Kohlrausch's law follows here

$\begin{array}{rl}& {\left({\mathrm{\Lambda }}_{\mathrm{m}}^0\right)}_{\mathrm{NaBr}}-{\left({\mathrm{\Lambda }}_{\mathrm{m}}^0\right)}_{\mathrm{NaI}}={\left({\mathrm{\Lambda }}_{\mathrm{m}}^0\right)}_{\mathrm{KBr}}-{\left({\mathrm{\Lambda }}_{\mathrm{m}}^0\right)}_{\mathrm{NaBr}}\\ & {\left({\mathrm{\Lambda }}_{\mathrm{m}}^0\right)}_{\mathrm{Na}}+{\left({\mathrm{\Lambda }}_{\mathrm{m}}^0\right)}_{\mathrm{Br}}-{\left({\mathrm{\Lambda }}_{\mathrm{m}}^0\right)}_{\mathrm{Na}}-{\left({\mathrm{\Lambda }}_{\mathrm{m}}^0\right)}_{\mathrm{I}}={\left({\mathrm{\Lambda }}_{\mathrm{m}}^0\right)}_{\mathrm{K}}+{\left({\mathrm{\Lambda }}_{\mathrm{m}}^0\right)}_{\mathrm{Br}}-{\left({\mathrm{\Lambda }}_{\mathrm{m}}^0\right)}_{\mathrm{Na}}+{\left({\mathrm{\Lambda }}_{\mathrm{m}}^0\right)}_{\mathrm{Br}}\end{array}$

Both sides are not equal.

Hence, the answer is the option(1).

Summary

Kohlrausch’s Law provided a fundamental understanding of ionic mobility and conductivity.

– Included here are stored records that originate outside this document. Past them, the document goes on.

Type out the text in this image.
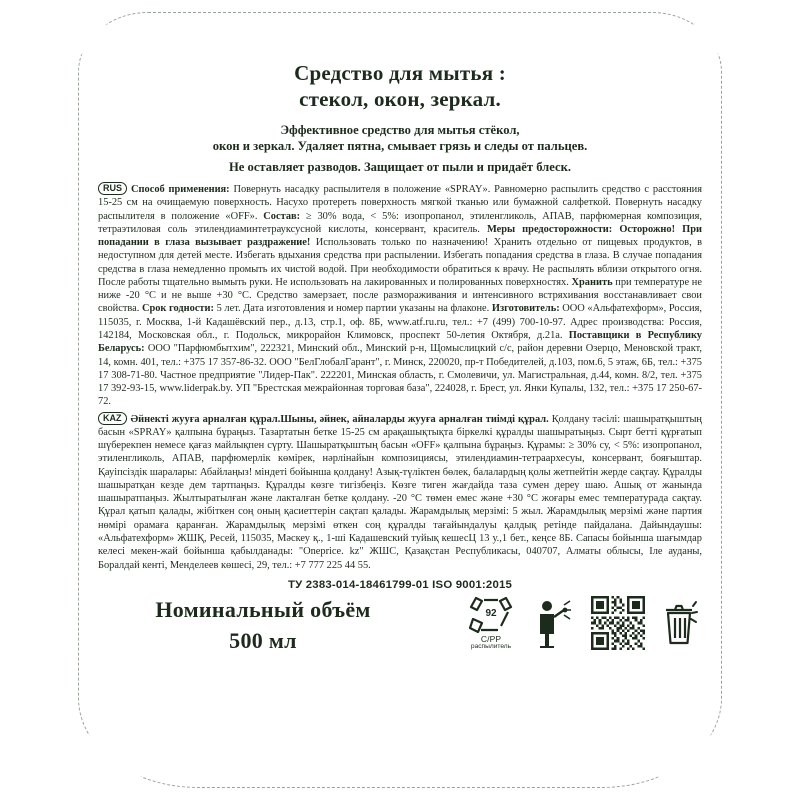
Средство для мытья :
стекол, окон, зеркал.
Эффективное средство для мытья стёкол,
окон и зеркал. Удаляет пятна, смывает грязь и следы от пальцев.
Не оставляет разводов. Защищает от пыли и придаёт блеск.
RUS Способ применения: Повернуть насадку распылителя в положение «SPRAY». Равномерно распылить средство с расстояния 15-25 см на очищаемую поверхность. Насухо протереть поверхность мягкой тканью или бумажной салфеткой. Повернуть насадку распылителя в положение «OFF». Состав: ≥ 30% вода, < 5%: изопропанол, этиленгликоль, АПАВ, парфюмерная композиция, тетраэтиловая соль этилендиаминтетрауксусной кислоты, консервант, краситель. Меры предосторожности: Осторожно! При попадании в глаза вызывает раздражение! Использовать только по назначению! Хранить отдельно от пищевых продуктов, в недоступном для детей месте. Избегать вдыхания средства при распылении. Избегать попадания средства в глаза. В случае попадания средства в глаза немедленно промыть их чистой водой. При необходимости обратиться к врачу. Не распылять вблизи открытого огня. После работы тщательно вымыть руки. Не использовать на лакированных и полированных поверхностях. Хранить при температуре не ниже -20 °С и не выше +30 °С. Средство замерзает, после размораживания и интенсивного встряхивания восстанавливает свои свойства. Срок годности: 5 лет. Дата изготовления и номер партии указаны на флаконе. Изготовитель: ООО «Альфатехформ», Россия, 115035, г. Москва, 1-й Кадашёвский пер., д.13, стр.1, оф. 8Б, www.atf.ru.ru, тел.: +7 (499) 700-10-97. Адрес производства: Россия, 142184, Московская обл., г. Подольск, микрорайон Климовск, проспект 50-летия Октября, д.21а. Поставщики в Республику Беларусь: ООО "Парфюмбытхим", 222321, Минский обл., Минский р-н, Щомыслицкий с/с, район деревни Озерцо, Меновской тракт, 14, комн. 401, тел.: +375 17 357-86-32. ООО "БелГлобалГарант", г. Минск, 220020, пр-т Победителей, д.103, пом.6, 5 этаж, 6Б, тел.: +375 17 308-71-80. Частное предприятие "Лидер-Пак". 222201, Минская область, г. Смолевичи, ул. Магистральная, д.44, комн. 8/2, тел. +375 17 392-93-15, www.liderpak.by. УП "Брестская межрайонная торговая база", 224028, г. Брест, ул. Янки Купалы, 132, тел.: +375 17 250-67-72.
KAZ Әйнекті жууға арналған құрал.Шыны, әйнек, айналарды жууға арналған тиімді құрал. Қолдану тәсілі: шашыратқыштың басын «SPRAY» қалпына бұраңыз. Тазартатын бетке 15-25 см арақашықтықта біркелкі құралды шашыратыңыз. Сырт бетті құрғатып шүберекпен немесе қағаз майлықпен сүрту. Шашыратқыштың басын «OFF» қалпына бұраңыз. Құрамы: ≥ 30% су, < 5%: изопропанол, этиленгликоль, АПАВ, парфюмерлік көмірек, нәрлінайын композициясы, этилендиамин-тетраархесуы, консервант, бояғыштар. Қауіпсіздік шаралары: Абайлаңыз! міндеті бойынша қолдану! Азық-түліктен бөлек, балалардың қолы жетпейтін жерде сақтау. Құралды шашыратқан кезде дем тартпаңыз. Құралды көзге тигізбеңіз. Көзге тиген жағдайда таза сумен дереу шаю. Ашық от жанында шашыратпаңыз. Жылтыратылған және лакталған бетке қолдану. -20 °С төмен емес және +30 °С жоғары емес температурада сақтау. Құрал қатып қалады, жібіткен соң оның қасиеттерін сақтап қалады. Жарамдылық мерзімі: 5 жыл. Жарамдылық мерзімі және партия нөмірі орамаға қаранған. Жарамдылық мерзімі өткен соң құралды тағайындалуы қалдық ретінде пайдалана. Дайындаушы: «Альфатехформ» ЖШҚ, Ресей, 115035, Мәскеу қ., 1-ші Кадашевский туйық кешесЦ 13 у.,1 бет., кеңсе 8Б. Сапасы бойынша шағымдар келесі мекен-жай бойынша қабылданады: "Oneprice. kz" ЖШС, Қазақстан Республикасы, 040707, Алматы облысы, Іле ауданы, Боралдай кенті, Менделеев көшесі, 29, тел.: +7 777 225 44 55.
ТУ 2383-014-18461799-01 ISO 9001:2015
Номинальный объём
500 мл
92
C/PP
распылитель
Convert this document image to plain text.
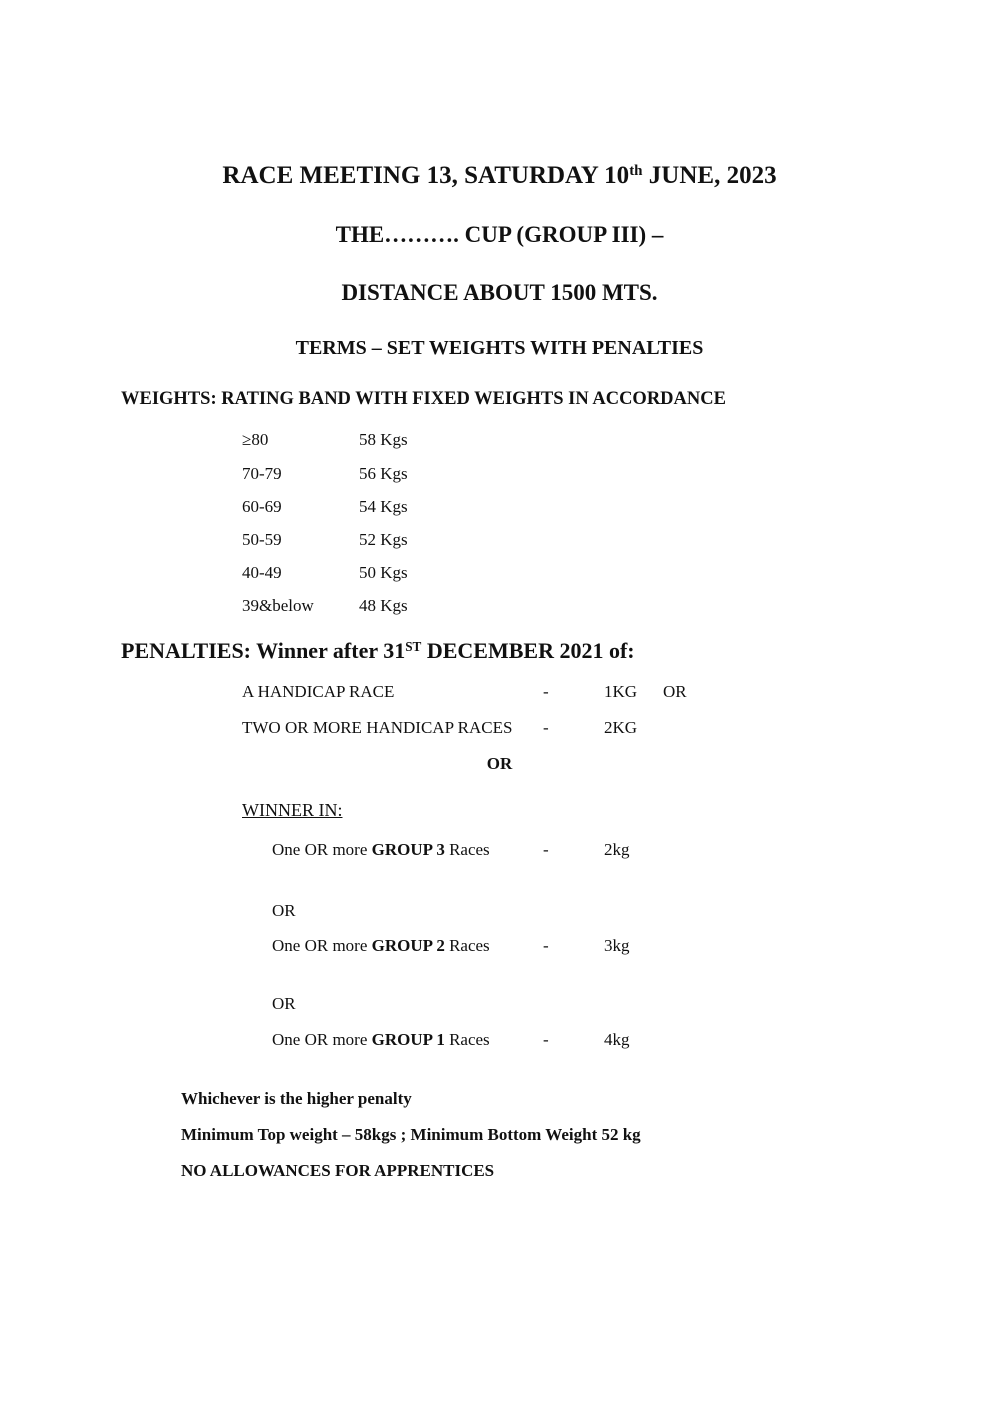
RACE MEETING 13, SATURDAY 10th JUNE, 2023
THE………. CUP (GROUP III) –
DISTANCE ABOUT 1500 MTS.
TERMS – SET WEIGHTS WITH PENALTIES
WEIGHTS: RATING BAND WITH FIXED WEIGHTS IN ACCORDANCE
≥80	58 Kgs
70-79	56 Kgs
60-69	54 Kgs
50-59	52 Kgs
40-49	50 Kgs
39&below	48 Kgs
PENALTIES: Winner after 31ST DECEMBER 2021 of:
A HANDICAP RACE	-	1KG OR
TWO OR MORE HANDICAP RACES -	2KG
OR
WINNER IN:
One OR more GROUP 3 Races	-	2kg
OR
One OR more GROUP 2 Races	-	3kg
OR
One OR more GROUP 1 Races	-	4kg
Whichever is the higher penalty
Minimum Top weight – 58kgs ; Minimum Bottom Weight 52 kg
NO ALLOWANCES FOR APPRENTICES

Kohlrausch’s Law allows for the calculation of the individual mobilities of ions in an electrolyte solution. By measuring the conductivity of the solution, one can determine the mobility of each ion, which is crucial for understanding how ions move in various conditions.